By Henning Gloystein
SINGAPORE, June 1 (Reuters) - Oil prices fell early on
Wednesday as production from the major Middle East exporters was
expected to remain high or even increase just as concerns over
the state of China's economy weighed on its fuel demand outlook.
International benchmark Brent crude oil futures LCOc1 were
trading at $49.59 per barrel at 0041 GMT, down 30 cents, or 0.6
percent, from their last settlement.
U.S. West Texas Intermediate crude futures CLc1 were down
23 cents, or 0.47 percent, at $48.87 a barrel.
Traders said that the dips were a result of the prospect of
rising output from Middle East members of the Organization of
the Petroleum Exporting Countries (OPEC), which meets this week
in Vienna to discuss its market policy, which most analysts say
will continue to focus on defending market share instead of
propping up prices by controlling output.

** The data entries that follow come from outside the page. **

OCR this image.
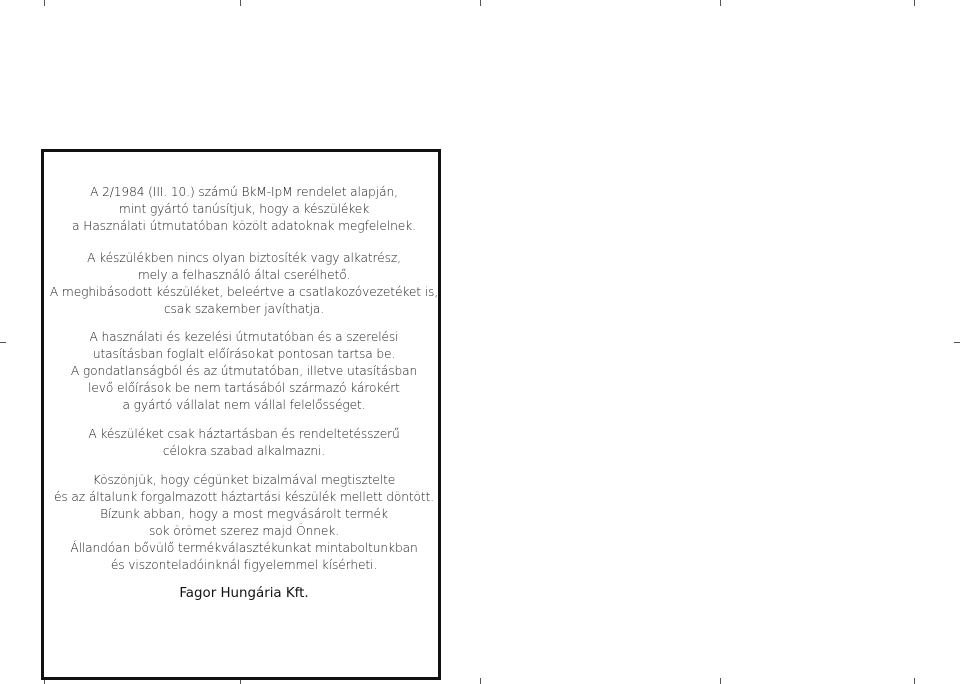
A 2/1984 (III. 10.) számú BkM-IpM rendelet alapján,
mint gyártó tanúsítjuk, hogy a készülékek
a Használati útmutatóban közölt adatoknak megfelelnek.
A készülékben nincs olyan biztosíték vagy alkatrész,
mely a felhasználó által cserélhető.
A meghibásodott készüléket, beleértve a csatlakozóvezetéket is,
csak szakember javíthatja.
A használati és kezelési útmutatóban és a szerelési
utasításban foglalt előírásokat pontosan tartsa be.
A gondatlanságból és az útmutatóban, illetve utasításban
levő előírások be nem tartásából származó károkért
a gyártó vállalat nem vállal felelősséget.
A készüléket csak háztartásban és rendeltetésszerű
célokra szabad alkalmazni.
Köszönjük, hogy cégünket bizalmával megtisztelte
és az általunk forgalmazott háztartási készülék mellett döntött.
Bízunk abban, hogy a most megvásárolt termék
sok örömet szerez majd Önnek.
Állandóan bővülő termékválasztékunkat mintaboltunkban
és viszonteladóinknál figyelemmel kísérheti.
Fagor Hungária Kft.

"Many OPEC members ... have plans to grow, so cutting supply
now may interfere with those objectives," Morgan Stanley said in
a note to clients.
Many Middle East oil producers, including top exporter Saudi
Arabia but also Iraq, Iran and the United Arab Emirates have
ramped up their supplies to Asia in an aggressive fight for
market share.
But on the demand side, Morgan Stanley said that it was
worried about China's economic health.
"Our economists worry that April data showed China may be
slowing ... The oil demand data from China should reinforce
those concerns," the U.S. bank said.
British bank Barclays (LON:BARC) said that there were also signs of
"investor fatigue" in oil markets following months of heavy
inflows.
A Reuters poll this week showed that most oil investors
expect only limited potential for further price gains this year
as production continues to outpace demand.

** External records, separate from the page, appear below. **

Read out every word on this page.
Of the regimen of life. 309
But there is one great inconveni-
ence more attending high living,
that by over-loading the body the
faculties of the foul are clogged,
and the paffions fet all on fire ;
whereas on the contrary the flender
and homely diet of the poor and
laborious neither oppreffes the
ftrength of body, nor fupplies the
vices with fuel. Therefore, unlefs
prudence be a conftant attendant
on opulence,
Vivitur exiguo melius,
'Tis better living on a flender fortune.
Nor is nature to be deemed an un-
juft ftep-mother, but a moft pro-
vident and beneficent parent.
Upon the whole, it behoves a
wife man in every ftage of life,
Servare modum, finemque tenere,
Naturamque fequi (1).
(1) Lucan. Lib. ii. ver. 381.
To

Despite this, oil prices have risen over 20 percent, or
almost $10 dollar per barrel, since early April, largely because
of supply disruptions across the globe, and especially in Africa
and Canada, and as overall demand remains strong despite China's
slowing economy.
In the United States, the world's top oil consumer, demand
increased by 2 percent in March, compared to the same month last
year, to 19.6 million barrels per day (bpd), the highest
seasonal level since 2008, according to Barclays.